Dubbed “Utopia,” fans will be able to purchase the album using cryptocurrency such as Bitcoin and Ethereum, among others. And because it’s the future, those who pre-order from the official site will receive crypto rewards in the form of “Audio Coins.”

These Audio Coins will allow users to purchase things like limited edition albums. They will be “earned” through social interactions and, presumably, engaging in media related to the album. It’s a legit cryptocurrency — it works with a wallet and everything — but at the moment it just kinda sounds like a hybrid between a CVS pharmacy rewards card and a fan club. That’s not necessarily a bad thing.

According to Musically, purchasers will receive 100 Audio Coins — currently an amount worth less than $0.20 — but the potential to earn more (and the ability to cash them out for fiat currency) give them as much “potential value” as the next cryptocurrency.

Blockpool CEO Kevin Bacon told Musically:

This isn’t about jumping on a bandwagon or trying to get rich quick. It’s about doing things where you use blockchain and the crypto benefits in ways that people haven’t thought of yet. And in this case, very much led by Björk and her team’s creative vision for what this technology can do.

Albums don’t sell themselves anymore, the landscape has changed for the music industry. In 1996 Alannis Morisette’s “Jagged Little Pill” sold more than seven million albums. A decade later the top selling album was “High School Musical,” which sold more than eight million.

Then came the iPod and we were able to put thousands of songs in our pockets, spelling doom for discs. The music industry has been in steady decline ever since. Last year’s number one selling album, Adele’s 25, sold a little over 1.7 million copies.

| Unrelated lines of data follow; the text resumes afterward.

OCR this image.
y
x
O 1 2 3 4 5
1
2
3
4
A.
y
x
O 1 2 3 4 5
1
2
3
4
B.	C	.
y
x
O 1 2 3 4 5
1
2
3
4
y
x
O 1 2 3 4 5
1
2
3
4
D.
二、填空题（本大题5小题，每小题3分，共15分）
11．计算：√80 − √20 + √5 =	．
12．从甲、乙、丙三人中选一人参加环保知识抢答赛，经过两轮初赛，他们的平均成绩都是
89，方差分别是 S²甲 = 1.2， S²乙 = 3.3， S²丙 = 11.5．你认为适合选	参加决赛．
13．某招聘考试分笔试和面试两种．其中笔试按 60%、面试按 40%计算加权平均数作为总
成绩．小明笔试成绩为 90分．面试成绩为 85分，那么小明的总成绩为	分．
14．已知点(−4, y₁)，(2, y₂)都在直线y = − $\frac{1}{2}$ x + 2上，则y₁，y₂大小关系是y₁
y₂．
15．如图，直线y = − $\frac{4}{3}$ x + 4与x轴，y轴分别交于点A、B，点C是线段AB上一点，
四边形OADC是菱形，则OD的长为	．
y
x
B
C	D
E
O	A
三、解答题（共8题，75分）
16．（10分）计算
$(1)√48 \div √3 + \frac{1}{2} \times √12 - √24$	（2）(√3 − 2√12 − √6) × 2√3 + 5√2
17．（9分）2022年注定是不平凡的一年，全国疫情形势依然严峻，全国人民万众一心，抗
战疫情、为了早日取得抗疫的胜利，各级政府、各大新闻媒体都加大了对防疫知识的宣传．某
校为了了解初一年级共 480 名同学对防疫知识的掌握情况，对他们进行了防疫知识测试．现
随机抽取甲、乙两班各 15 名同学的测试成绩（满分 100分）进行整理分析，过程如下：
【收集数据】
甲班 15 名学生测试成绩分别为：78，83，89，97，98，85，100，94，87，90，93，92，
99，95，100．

Björk isn’t exactly revolutionizing the space — this isn’t a fever-dream pitch full of hyperbole and crypto-nonsense — but she’s opening an interesting door. Her blockchain integration seems like the type of thing a progressive startup pitches a stodgy major record label as a viability test for bigger ideas.

It’s hard to imagine anything that relies on album sales to have a future though, even blockchain can’t make us change our minds about Tower Records. Yet with nothing to lose it’s not exactly a bold move either. Fans won’t care if it fails and Björk will do just fine on streaming charts later this month.

Björk isn’t going to revive record sales with this, but anything that helps to mainstream blockchain is welcome to those of us who believe it has potential to do so much more than just be Bitcoin.

Maybe advertising doesn’t have to be the future of music. I’d much rather put up with ICOs and cryptocurrency nonsense than hear another insurance company commercial during a Nirvana playlist.